Cork flooring is also much easier to put down than traditional wood flooring. Engineered panels that snap together without glue or nails are now available from manufacturers. These floating-floor systems are suitable for installation over plywood, concrete, or even existing flooring. You can transform a floor into a comfortable mat in just one afternoon where your toes can roam freely without fear of the big chill—or expensive area rugs.

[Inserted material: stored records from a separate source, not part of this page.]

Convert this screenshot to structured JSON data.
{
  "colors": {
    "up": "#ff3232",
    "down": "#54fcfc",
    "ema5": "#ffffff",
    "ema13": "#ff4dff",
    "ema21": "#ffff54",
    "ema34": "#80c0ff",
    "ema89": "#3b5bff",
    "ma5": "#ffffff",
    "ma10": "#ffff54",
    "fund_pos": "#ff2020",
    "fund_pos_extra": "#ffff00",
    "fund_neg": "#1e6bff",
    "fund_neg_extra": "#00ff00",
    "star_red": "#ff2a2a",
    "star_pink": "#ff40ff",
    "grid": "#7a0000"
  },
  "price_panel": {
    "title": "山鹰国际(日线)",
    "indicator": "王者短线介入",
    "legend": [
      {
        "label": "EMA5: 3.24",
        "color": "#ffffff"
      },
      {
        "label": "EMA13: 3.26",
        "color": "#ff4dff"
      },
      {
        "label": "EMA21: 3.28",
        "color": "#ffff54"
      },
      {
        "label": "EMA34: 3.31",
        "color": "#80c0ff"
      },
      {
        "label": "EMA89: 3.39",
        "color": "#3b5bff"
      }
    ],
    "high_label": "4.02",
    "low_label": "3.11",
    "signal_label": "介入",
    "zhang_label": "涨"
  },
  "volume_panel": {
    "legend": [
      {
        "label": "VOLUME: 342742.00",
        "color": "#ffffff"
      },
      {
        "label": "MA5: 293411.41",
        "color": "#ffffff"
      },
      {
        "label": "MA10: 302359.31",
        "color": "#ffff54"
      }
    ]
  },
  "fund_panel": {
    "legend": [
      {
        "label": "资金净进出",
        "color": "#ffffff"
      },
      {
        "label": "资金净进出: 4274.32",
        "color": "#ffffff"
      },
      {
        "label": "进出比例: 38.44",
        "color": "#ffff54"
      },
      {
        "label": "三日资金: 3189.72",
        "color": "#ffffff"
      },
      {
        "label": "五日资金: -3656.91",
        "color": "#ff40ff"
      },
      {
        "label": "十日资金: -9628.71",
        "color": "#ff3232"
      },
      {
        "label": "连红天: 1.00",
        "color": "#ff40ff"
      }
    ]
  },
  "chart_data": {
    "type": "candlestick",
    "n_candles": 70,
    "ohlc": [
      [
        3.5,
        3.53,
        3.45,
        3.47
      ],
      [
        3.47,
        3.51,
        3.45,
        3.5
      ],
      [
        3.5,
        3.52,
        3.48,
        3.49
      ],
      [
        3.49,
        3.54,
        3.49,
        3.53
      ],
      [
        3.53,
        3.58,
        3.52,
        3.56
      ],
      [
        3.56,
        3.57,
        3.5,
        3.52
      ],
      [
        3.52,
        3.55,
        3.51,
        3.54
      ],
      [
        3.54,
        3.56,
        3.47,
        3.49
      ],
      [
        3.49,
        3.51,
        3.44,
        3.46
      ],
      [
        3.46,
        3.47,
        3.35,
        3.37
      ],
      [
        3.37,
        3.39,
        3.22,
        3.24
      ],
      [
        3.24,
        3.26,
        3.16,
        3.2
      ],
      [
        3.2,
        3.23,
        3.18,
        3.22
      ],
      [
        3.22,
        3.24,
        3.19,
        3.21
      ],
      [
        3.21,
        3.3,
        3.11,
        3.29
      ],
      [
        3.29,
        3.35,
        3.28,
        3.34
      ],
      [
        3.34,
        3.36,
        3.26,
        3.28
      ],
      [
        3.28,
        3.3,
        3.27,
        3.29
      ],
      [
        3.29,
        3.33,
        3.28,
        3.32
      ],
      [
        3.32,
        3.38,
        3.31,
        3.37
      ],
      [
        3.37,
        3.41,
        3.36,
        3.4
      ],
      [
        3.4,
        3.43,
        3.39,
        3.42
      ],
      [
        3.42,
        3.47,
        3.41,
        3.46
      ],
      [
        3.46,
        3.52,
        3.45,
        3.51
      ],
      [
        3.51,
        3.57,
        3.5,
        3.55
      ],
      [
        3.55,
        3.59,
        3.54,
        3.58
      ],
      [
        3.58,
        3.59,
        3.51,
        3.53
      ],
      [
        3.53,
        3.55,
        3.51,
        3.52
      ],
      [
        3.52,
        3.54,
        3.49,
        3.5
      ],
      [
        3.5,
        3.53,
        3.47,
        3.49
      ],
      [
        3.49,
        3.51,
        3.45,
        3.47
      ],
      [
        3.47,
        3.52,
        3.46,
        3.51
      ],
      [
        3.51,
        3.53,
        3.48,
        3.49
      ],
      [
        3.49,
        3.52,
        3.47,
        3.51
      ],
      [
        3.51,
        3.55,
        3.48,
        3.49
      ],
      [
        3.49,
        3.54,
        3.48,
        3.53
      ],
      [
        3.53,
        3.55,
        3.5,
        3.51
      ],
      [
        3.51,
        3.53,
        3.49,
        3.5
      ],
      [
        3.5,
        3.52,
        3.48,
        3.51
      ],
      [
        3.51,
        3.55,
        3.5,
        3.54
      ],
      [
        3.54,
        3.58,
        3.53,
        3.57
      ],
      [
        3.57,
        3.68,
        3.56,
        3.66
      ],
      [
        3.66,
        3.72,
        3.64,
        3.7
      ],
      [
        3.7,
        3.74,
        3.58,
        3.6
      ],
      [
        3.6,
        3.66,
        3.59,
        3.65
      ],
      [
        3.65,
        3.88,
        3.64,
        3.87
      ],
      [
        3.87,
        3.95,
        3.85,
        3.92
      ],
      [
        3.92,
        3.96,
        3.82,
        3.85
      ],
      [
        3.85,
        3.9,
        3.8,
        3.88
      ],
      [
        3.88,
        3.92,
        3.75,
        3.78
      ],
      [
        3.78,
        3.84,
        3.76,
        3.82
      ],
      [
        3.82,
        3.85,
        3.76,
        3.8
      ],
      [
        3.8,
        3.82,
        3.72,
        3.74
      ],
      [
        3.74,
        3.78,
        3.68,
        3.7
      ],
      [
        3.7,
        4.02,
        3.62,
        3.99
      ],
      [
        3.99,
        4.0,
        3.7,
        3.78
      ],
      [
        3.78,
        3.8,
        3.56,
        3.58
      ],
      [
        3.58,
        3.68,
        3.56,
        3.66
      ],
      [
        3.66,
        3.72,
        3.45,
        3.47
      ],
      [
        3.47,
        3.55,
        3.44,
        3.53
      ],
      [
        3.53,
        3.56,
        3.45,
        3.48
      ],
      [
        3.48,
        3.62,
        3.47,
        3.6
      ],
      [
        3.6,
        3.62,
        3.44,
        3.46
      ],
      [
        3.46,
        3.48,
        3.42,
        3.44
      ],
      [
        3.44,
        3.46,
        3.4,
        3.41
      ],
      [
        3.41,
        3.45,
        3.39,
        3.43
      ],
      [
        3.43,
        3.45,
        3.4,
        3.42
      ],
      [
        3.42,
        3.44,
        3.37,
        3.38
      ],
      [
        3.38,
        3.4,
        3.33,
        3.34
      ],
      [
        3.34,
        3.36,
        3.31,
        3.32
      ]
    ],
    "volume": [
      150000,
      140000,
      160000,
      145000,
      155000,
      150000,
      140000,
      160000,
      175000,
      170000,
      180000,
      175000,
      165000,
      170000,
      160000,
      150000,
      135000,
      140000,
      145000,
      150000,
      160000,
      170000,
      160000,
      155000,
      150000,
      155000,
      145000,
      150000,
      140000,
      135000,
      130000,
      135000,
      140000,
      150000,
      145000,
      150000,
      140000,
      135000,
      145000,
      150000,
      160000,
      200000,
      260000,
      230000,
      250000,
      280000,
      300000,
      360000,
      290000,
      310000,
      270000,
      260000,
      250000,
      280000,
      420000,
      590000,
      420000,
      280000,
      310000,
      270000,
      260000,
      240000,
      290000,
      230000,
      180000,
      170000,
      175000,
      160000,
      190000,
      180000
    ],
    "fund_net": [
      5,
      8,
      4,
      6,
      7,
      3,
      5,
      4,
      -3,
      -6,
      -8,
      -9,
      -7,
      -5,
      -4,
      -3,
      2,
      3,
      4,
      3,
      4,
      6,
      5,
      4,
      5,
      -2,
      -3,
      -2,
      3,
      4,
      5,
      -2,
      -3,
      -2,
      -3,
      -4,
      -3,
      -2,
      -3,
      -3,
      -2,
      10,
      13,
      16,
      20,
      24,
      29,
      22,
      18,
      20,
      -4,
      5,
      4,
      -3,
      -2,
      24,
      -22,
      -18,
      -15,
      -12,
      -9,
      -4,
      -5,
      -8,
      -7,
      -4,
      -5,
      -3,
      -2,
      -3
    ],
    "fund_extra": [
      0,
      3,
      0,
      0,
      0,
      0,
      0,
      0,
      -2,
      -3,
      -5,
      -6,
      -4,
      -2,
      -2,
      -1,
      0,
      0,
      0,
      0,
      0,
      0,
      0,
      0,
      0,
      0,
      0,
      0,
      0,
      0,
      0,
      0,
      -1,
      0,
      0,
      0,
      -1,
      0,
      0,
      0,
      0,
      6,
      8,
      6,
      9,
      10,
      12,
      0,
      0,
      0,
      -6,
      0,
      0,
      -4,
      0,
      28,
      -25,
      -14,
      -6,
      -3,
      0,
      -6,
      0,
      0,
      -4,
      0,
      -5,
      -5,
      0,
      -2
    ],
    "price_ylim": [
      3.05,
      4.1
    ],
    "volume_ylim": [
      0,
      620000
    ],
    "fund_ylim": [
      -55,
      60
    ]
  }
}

- Refinish Your Home’s Handsome Wood Door
The years and the elements had taken their toll on the 94-year-old, thick cypress door’s exterior. Flows of varnish still clung to the wood in spots, while the rest of the surface was rough and dried out from water and sun. Wood entry doors are subject to the same attacks worldwide, and there are a lot of them discarded in favor of low-maintenance, mass-produced metal and fiberglass substitutes. You can give your old door new life with a few inexpensive supplies.
- Put Down a Fresh Bead of Bathroom Caulk
You’ve seen the warning signs of deteriorated caulk. The brown tinge along the edges was the first sign. Its once smooth and supple skin has cracked and become brittle, letting stubborn mildew colonies take hold or water bleed through and mush up the wallboard and framing. Whether it’s near your sink, between a tub and its tile surround, or covering the joints in your shower stall, it has to go.
Fortunately, caulk is both inexpensive and simple to use. You’ll need an hour, a few standard tools, and materials readily available at any hardware store. But, as simple as it is, you must do it correctly, or you’ll be caulking again next year, says Tom Silva of This Old House.
- Revive Your Old Deck
This pine deck was in bad shape when the contractor arrived on the scene. Its once-bright boards had turned a weatherbeaten gray, flecked with slimy algae and black leaf stains, after twenty years of harsh upstate New York weather with no care.
Even wood can go back to its former glory. He power-washed and hand-scrubbed the deck back to newness for over a week, then brushed on a protective coat of semitransparent stain to keep it safe from the elements.
- Add Architectural Interest With Stair Brackets for Simple Home Improvements
The exposed side of most staircases got ignored, while the newel post and balusters received all of the attention. A light stringer can transform into an elegant eye-catcher by adding decorative stair brackets. We used low-cost, easy-to-install wood brackets attached with adhesive and nails.